How can I plot a separable function in 3D using polar coordinates?

[member 428835]

Hi PF!

I'm trying to plot in 3D. I have $r = f(\theta,z=0)$ and it plots well. However, I would like to plot $r = f(\theta,z)$ in 3D. Any idea how to do this? The radius is actually a separable function $r = h(\theta)g(z)$, so I have $h$ plotted for a given $\theta$ vector and $g$ plotted for a given $z$ vector.

I should say, I tried using the polar plot command to initially plot $r = f(\theta,z=0)$ but this was taking so long that parameterized $x(\theta),y(\theta)$ and plotted normally. In this air, I was thinking $x = h(\theta)g(z)\cos\theta$ and $y=h(\theta)g(z)\sin\theta$, but I don't know how to plot this in 3D.

My question to you is, how would you plot this in 3D?

Thanks!

 

[Orodruin]

Since you have $z$ and $\theta$ as parameters, first create a meshgrid for them:

[Z,THETA] = meshgrid(zmin:dz:zmax,2*pi*(0:0.01:1));

(replace the zmin, dz, and zmax variables with whatever you need)

Then compute the Cartesian coordinates corresponding to this grid and plot:

R = h(THETA).*g(Z);
X = R.*cos(THETA);
Y = R.*sin(THETA);
surf(X,Y,Z);

Of course you could skip the separate lines for computing X and Y and just put those computations directly into the surf command. I put them outside for clarity. You could in principle also compute h and g before doing the meshgrid and then make a meshgrid in them to save some evaluations of h and g, but this is easier to overview.

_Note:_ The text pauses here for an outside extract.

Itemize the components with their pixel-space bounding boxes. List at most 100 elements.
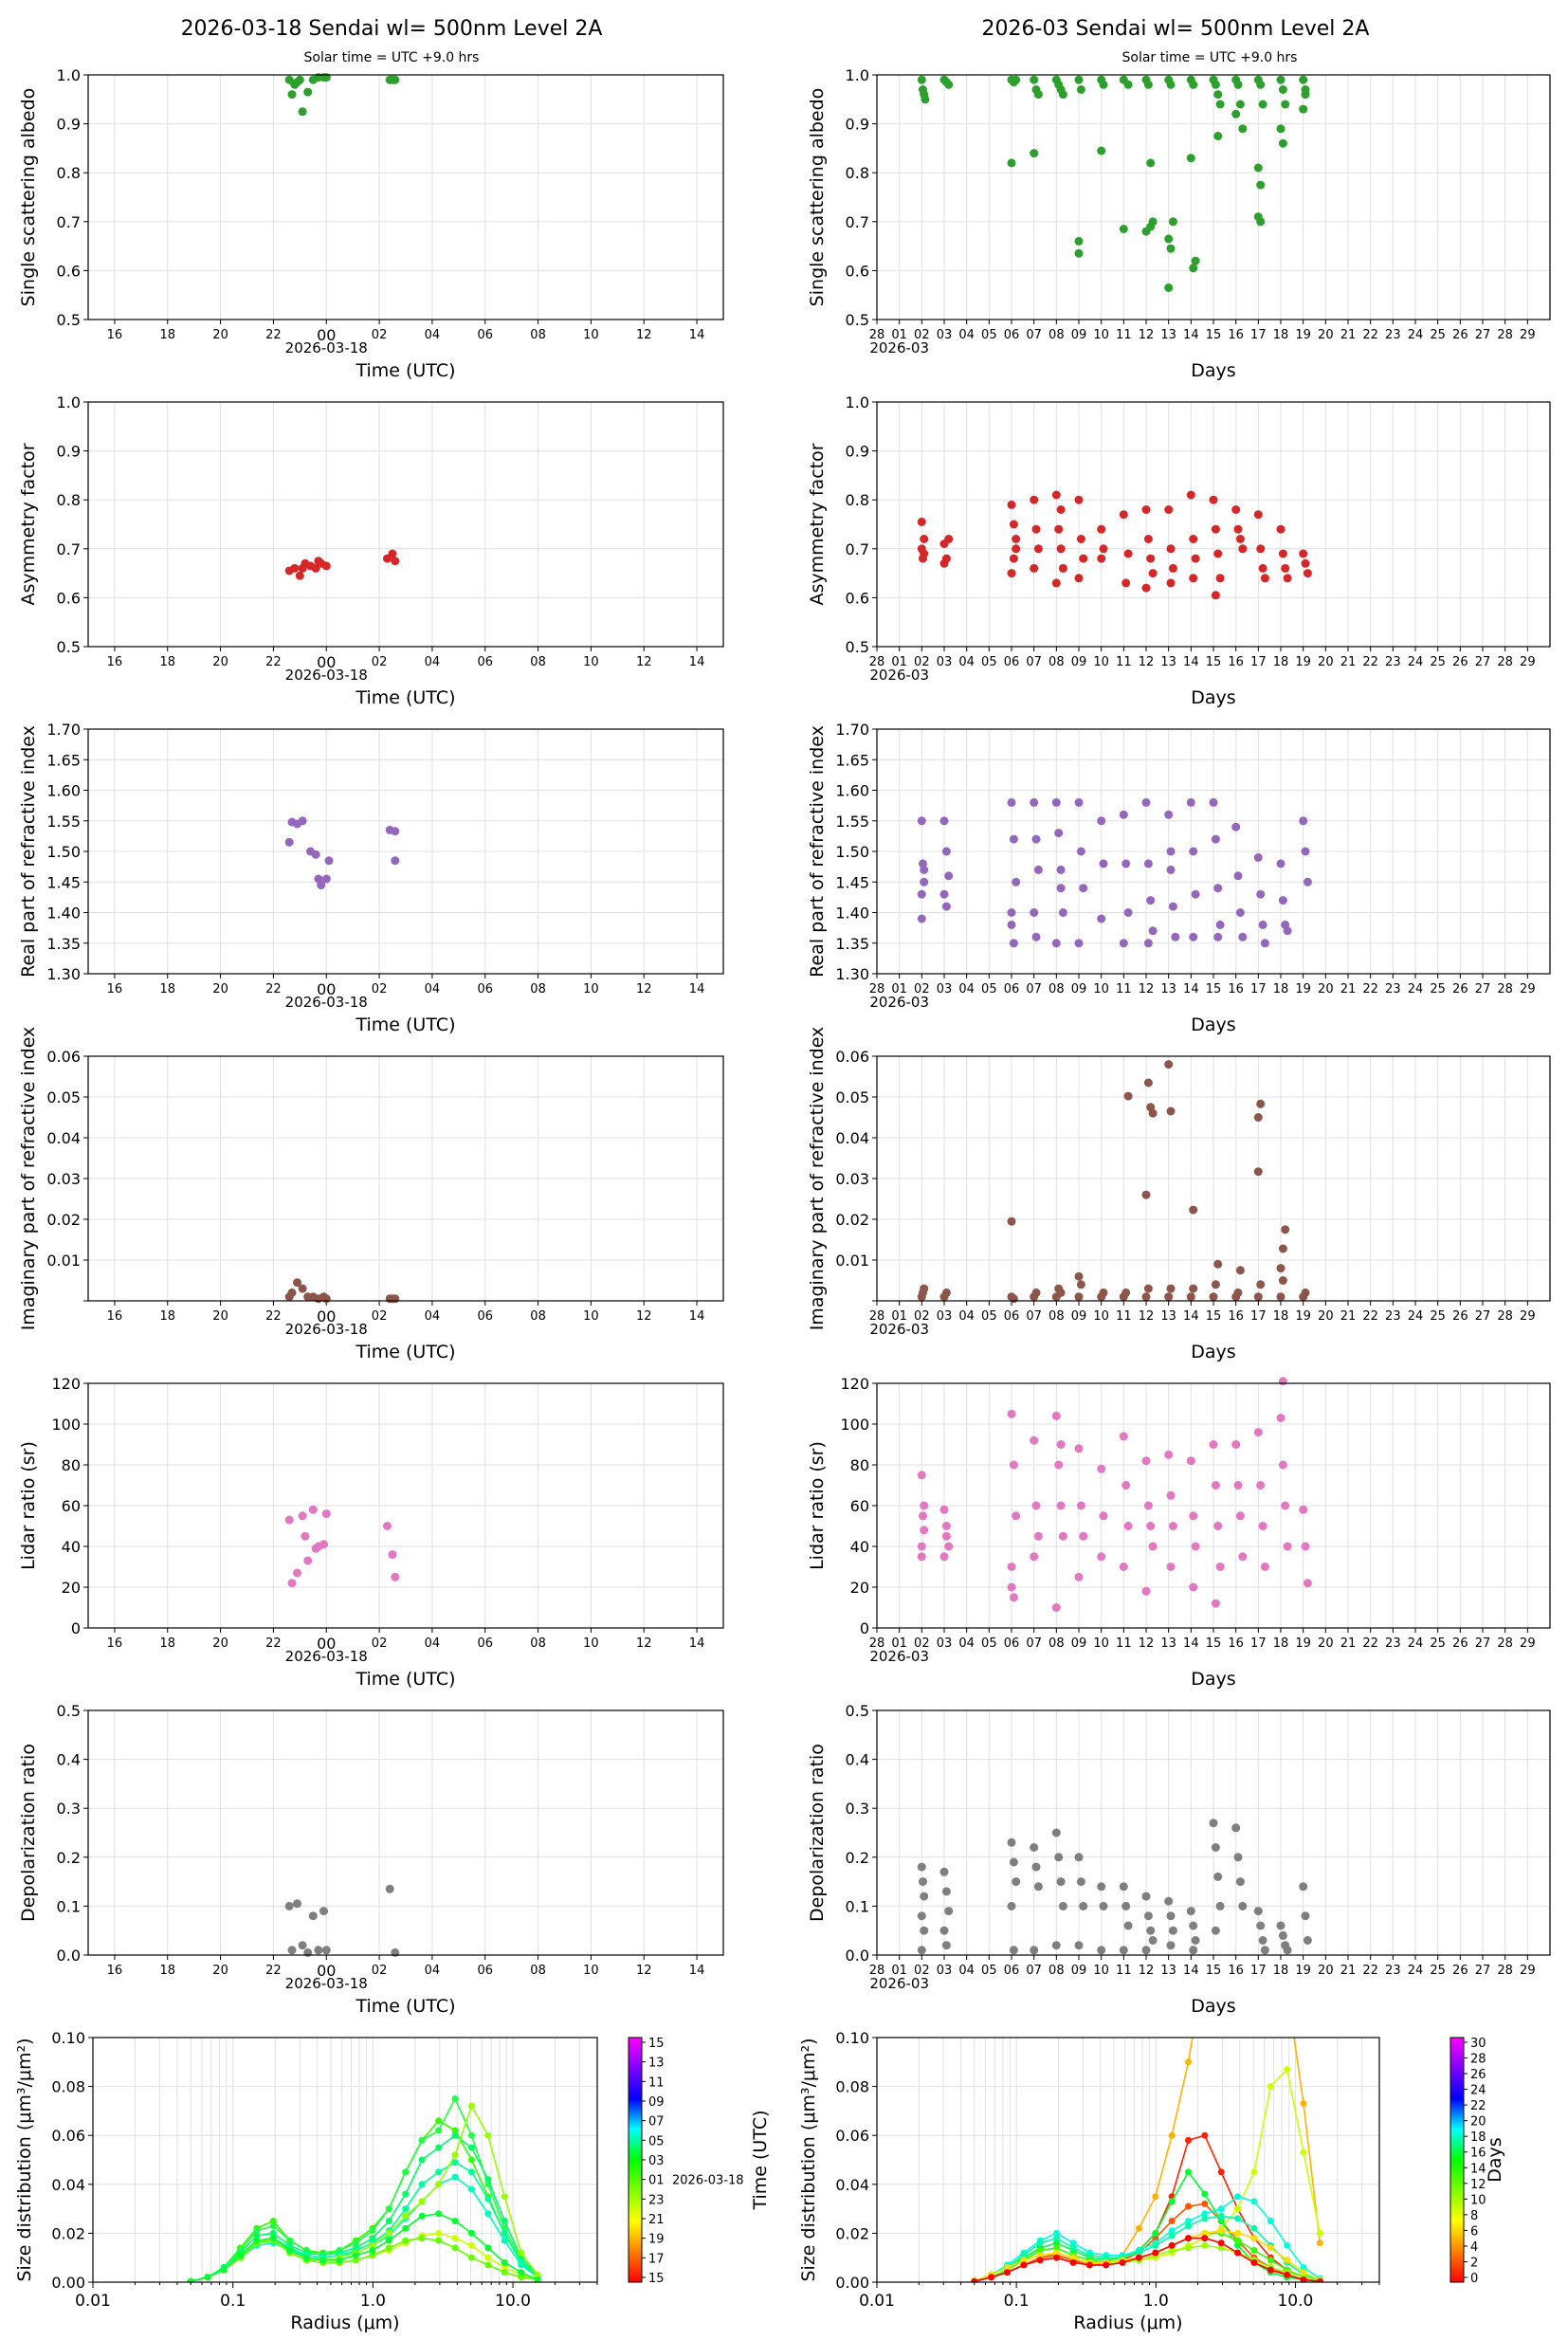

Edit: Depending on your aim, you might also want to play with the color assignments. Otherwise MATLAB with color based on the Z-values.

 

[member 428835]

So I'm not getting a good plot. This is what I have

dz = 0.01;
z = 0:dz:1;
AA = zeros(size(A,2),length(z));
for ii = 1:length(z)% change A from vector to matrix
    AA(:,ii) = A';
end

[Z,THETA] = meshgrid(z,(thetaS:dtheta:2*pi));
R = (1-eps*AA.*cos(k*pi*Z));
X = R.*cos(THETA);
Y = R.*sin(THETA);
surf(X,Y,Z);

where $A$ is a THETA -length vector and has already been determined for THETA earlier in the code. The size of $AA,THETA,X,Y,Z$ are all the same rectangular matrices. Attached is the plot I get. It looks okay but is all black, which makes me think it is only a 2D plot. Any idea what I'm doing wrong?

 

[Orodruin]

By default MATLAB plots the mesh lines, your mesh might be too close to show you the rest of the surface. If it is you will only see the mesh lines unless you turn the mesh lines off, i.e., set 'LineStyle' of the plot to 'none'.

 

[member 428835]

Perfect! Thanks so much!

 

[Orodruin]

I would also suggest that you create your AA matrix in a different way:

AA = ones(length(z),1)*A';

In general, MATLAB will run faster the less for loops you put. You should try to avoid for loops as much as possible. Do not do with a for loop what you can do with matrix multiplication.

Edit: You might have to correct this to get the A values in the correct direction, but you get the idea.

 

[member 428835]

I actually ended up redefining R as A' instead of AA, omitting that variable altogether.